About Prokaryote

About Prokaryote

Definition

Prokaryote is any of a wide variety of one-celled organisms of the kingdom Monera, that are the most primitive and ancient known forms of life. At the molecular level, prokaryotes differ from eukaryotes in the structure of their lipids and of certain metabolic enzymes, and in how genes are expressed for protein synthesis. Prokaryotes reproduce asexually and include the bacteria and blue-green algae.

Prokaryotes are filled with cytoplasm and contain very few and basic internal structures. The genetic information is carried on circular pieces of DNA. There may be only one piece of DNA or many pieces of DNA. The only organelles, or internal structures that exist in prokaryotes are ribosomes, which make proteins needed by the organism. Prokaryotes include Archaea, bacteria and cyanobacteria.

Most of the living things on Earth are still prokaryotes, and still reproduce in the same way. All bacteria are simple cells like this, and there are far more bacteria in the world than there are other kinds of living things. There are about five nonillion bacteria on Earth, or 5,000,000,000,000,000,000,000,000,000,000 bacteria. But there are also other kinds of simple cells too.

 

Structure and Function of Prokaryotes

Many prokaryotic cells have sphere, rod, or spiral shapes, as shown below –

The Capsule:–

Many prokaryotes have a sticky outermost layer called the capsule, which is usually made of polysaccharides (sugar polymers).

The capsule helps prokaryotes cling to each other and to various surfaces in their environment, and also helps prevent the cell from drying out. In the case of disease-causing prokaryotes that have colonized the body of a host organism, the capsule or slime layer may also protect against the host’s immune system.

The Cell Wall:–

All prokaryotic cells have a stiff cell wall, located underneath the capsule (if there is one). This structure maintains the cell’s shape, protects the cell interior, and prevents the cell from bursting when it takes up water.

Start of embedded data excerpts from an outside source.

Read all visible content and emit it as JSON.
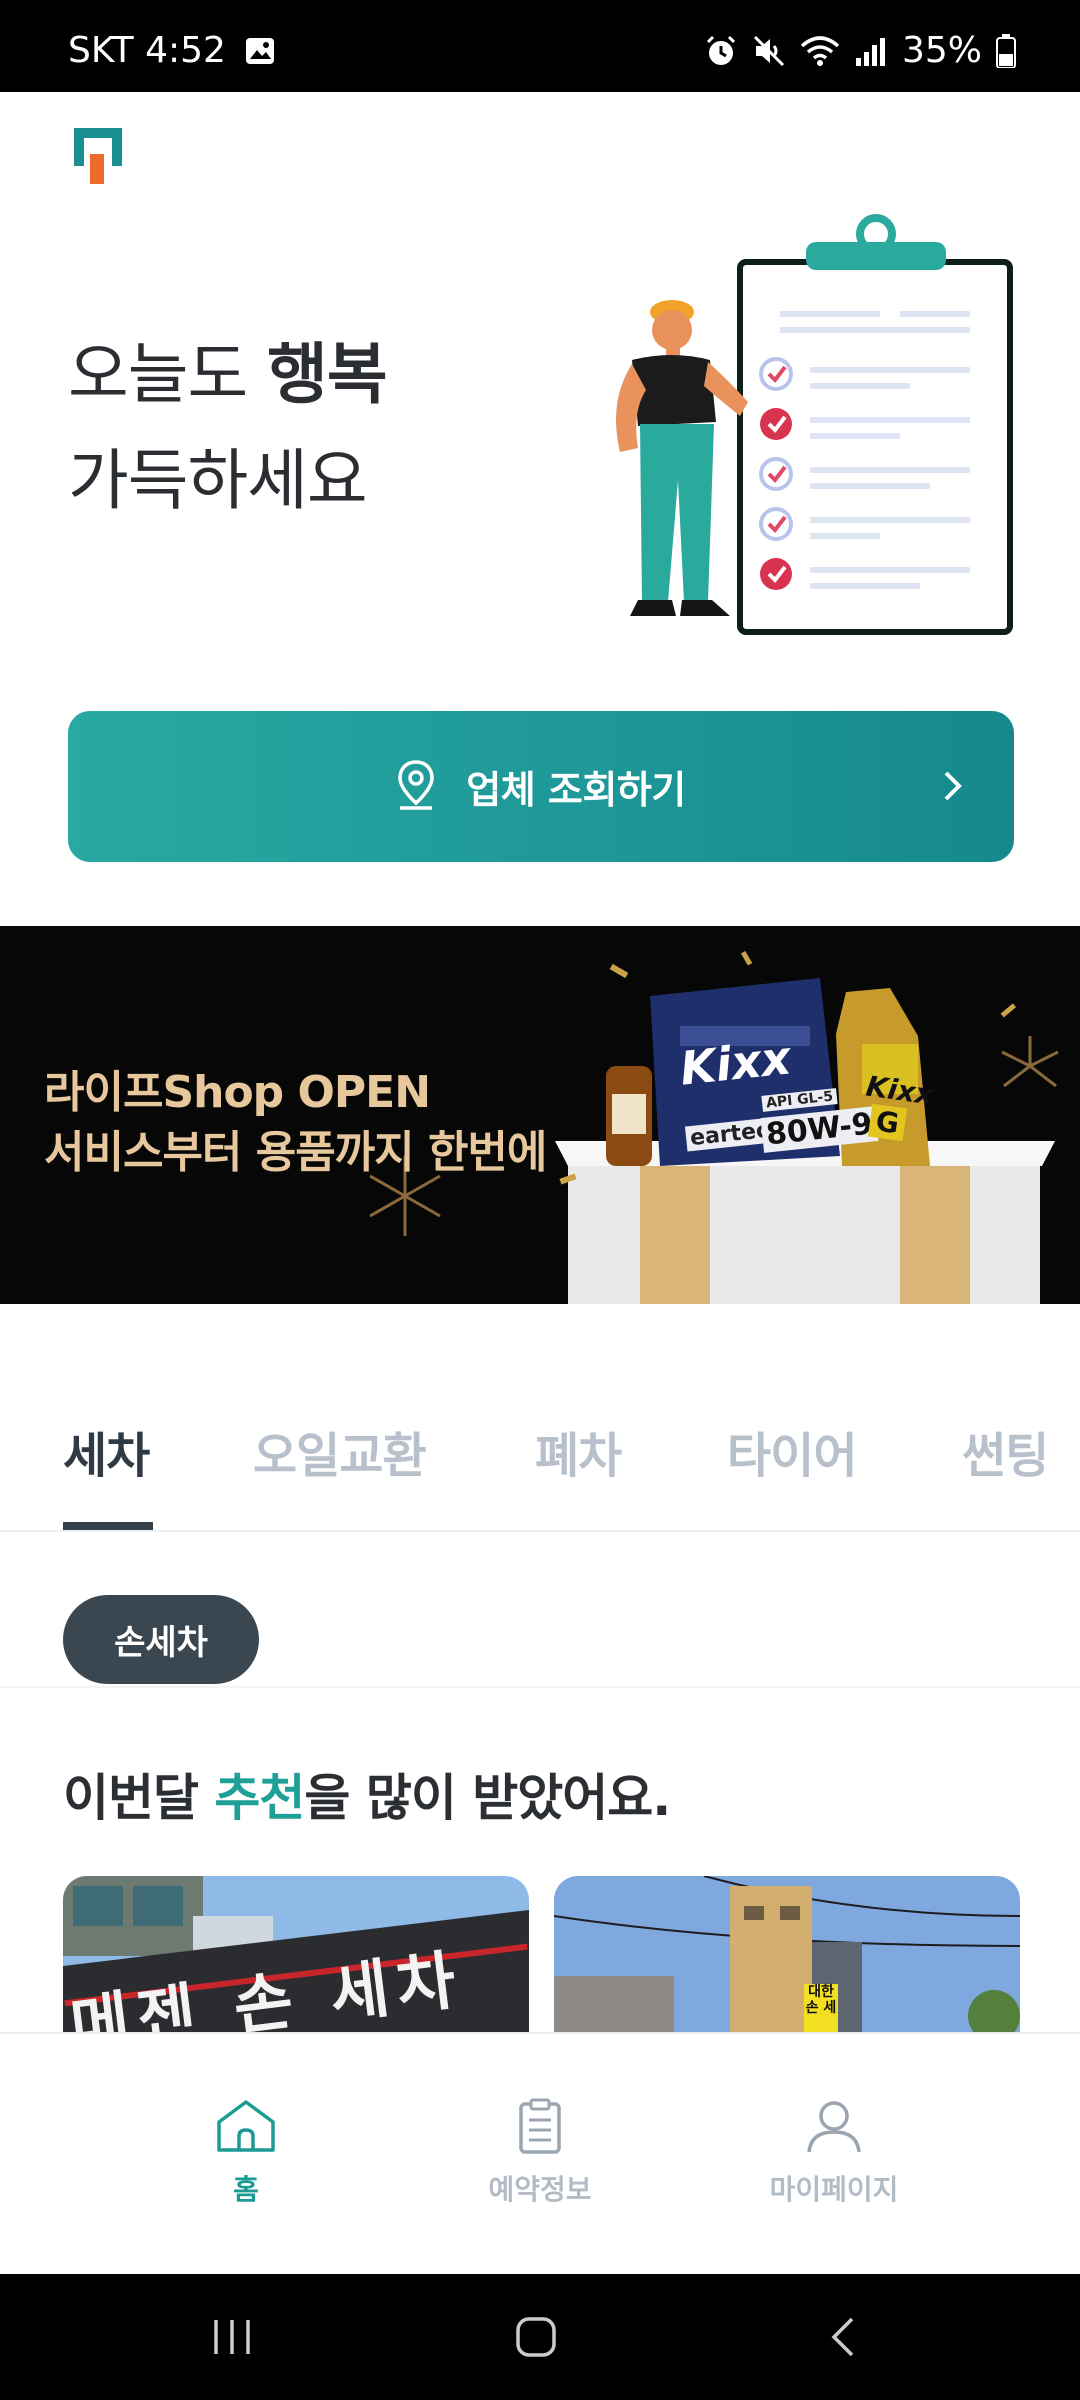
{
  "status_bar": {
    "carrier_time": "SKT 4:52",
    "battery": "35%",
    "icons": [
      "gallery-icon",
      "alarm-icon",
      "mute-icon",
      "wifi-icon",
      "signal-icon",
      "battery-icon"
    ]
  },
  "hero": {
    "greeting_line1_prefix": "오늘도 ",
    "greeting_line1_bold": "행복",
    "greeting_line2": "가득하세요"
  },
  "search_button": {
    "label": "업체 조회하기"
  },
  "banner": {
    "line1": "라이프Shop OPEN",
    "line2": "서비스부터 용품까지 한번에",
    "brand_1": "Kixx",
    "brand_2": "Kixx",
    "product_grade": "80W-9",
    "product_spec": "API GL-5",
    "product_partial": "eartec",
    "product_letter": "G"
  },
  "tabs": [
    {
      "label": "세차",
      "active": true
    },
    {
      "label": "오일교환",
      "active": false
    },
    {
      "label": "폐차",
      "active": false
    },
    {
      "label": "타이어",
      "active": false
    },
    {
      "label": "썬팅",
      "active": false
    }
  ],
  "chip": {
    "label": "손세차"
  },
  "section": {
    "title_prefix": "이번달 ",
    "title_accent": "추천",
    "title_suffix": "을 많이 받았어요."
  },
  "cards": [
    {
      "sign_text": "메젠 손 세차"
    },
    {
      "sign_text": "대한 손 세"
    }
  ],
  "bottom_nav": [
    {
      "label": "홈",
      "icon": "home-icon",
      "active": true
    },
    {
      "label": "예약정보",
      "icon": "clipboard-icon",
      "active": false
    },
    {
      "label": "마이페이지",
      "icon": "person-icon",
      "active": false
    }
  ],
  "colors": {
    "brand": "#1fa096",
    "button_start": "#28a9a3",
    "button_end": "#15898e",
    "chip": "#3a4650"
  }
}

The cell wall of most bacteria contains peptidoglycan, a polymer of linked sugars and polypeptides. Peptidoglycan is unusual in that it contains not only L-amino acids, the type normally used to make proteins, but also D-amino acids. Archaeal cell walls don’t contain peptidoglycan, but some include a similar molecule called pseudopeptidoglycan, while others are composed of proteins or other types of polymers5, 6. Some of the antibiotics used to treat bacterial infections in humans and other animals act by targeting the bacterial cell wall.

Internal Compartments:-

Prokaryotes aren’t “supposed” to have internal compartments like the organelles of eukaryotes, and for the most part, they don’t. However, prokaryotic cells sometimes need to increase membrane surface area for reactions or concentrate a substrate around its enzyme, just like eukaryotic cells. Because of this, some prokaryotes have membrane folds or compartments functionally similar to those of eukaryotes.

Appendages:-

Prokaryotic cells often have appendages (protrusions from the cell surface) that allow the cell to stick to surfaces, move around, or transfer DNA to other cells. Longer appendages, called pili (singular: pilus), come in several types that have different roles. For instance, a sex pilus holds two bacterial cells together and allows DNA to be transferred between them in a process called conjugation.  The most common appendages used for getting around, however, are flagella (singular: flagellum). These tail-like structures whip around like propellers to move cells through watery environments.

The Plasma Membrane:-

The plasma membranes of archaea have some unique properties, different from those of both bacteria and eukaryotes. For instance, in some species, the opposing phospholipid tails are joined into a single tail, forming a monolayer instead of a bilayer. This modification may stabilize the membrane at high temperatures, allowing the archaea live happily in boiling hot springs. The basic building block of the plasma membrane is the phospholipid, a lipid composed of a glycerol molecule attached a hydrophilic (water-attracting) phosphate head and to two hydrophobic (water-repelling) fatty acid tails. The phospholipids of a eukaryotic or bacterial membrane are organized into two layers, forming a structure called a phospholipid bilayer.

Environment

Prokaryotes have diversified greatly throughout their long existence. The metabolism of prokaryotes is far more varied than that of eukaryotes, leading to many highly distinct prokaryotic types.

Prokaryotes live in nearly all environments on Earth. Some archaea and bacteria thrive in harsh conditions, such as high temperatures (thermophiles) or high salinity (halophiles). Organisms such as these are referred to as extremophiles.[26] Many archaea grow as plankton in the oceans. Symbiotic prokaryotes live in or on the bodies of other organisms, including humans.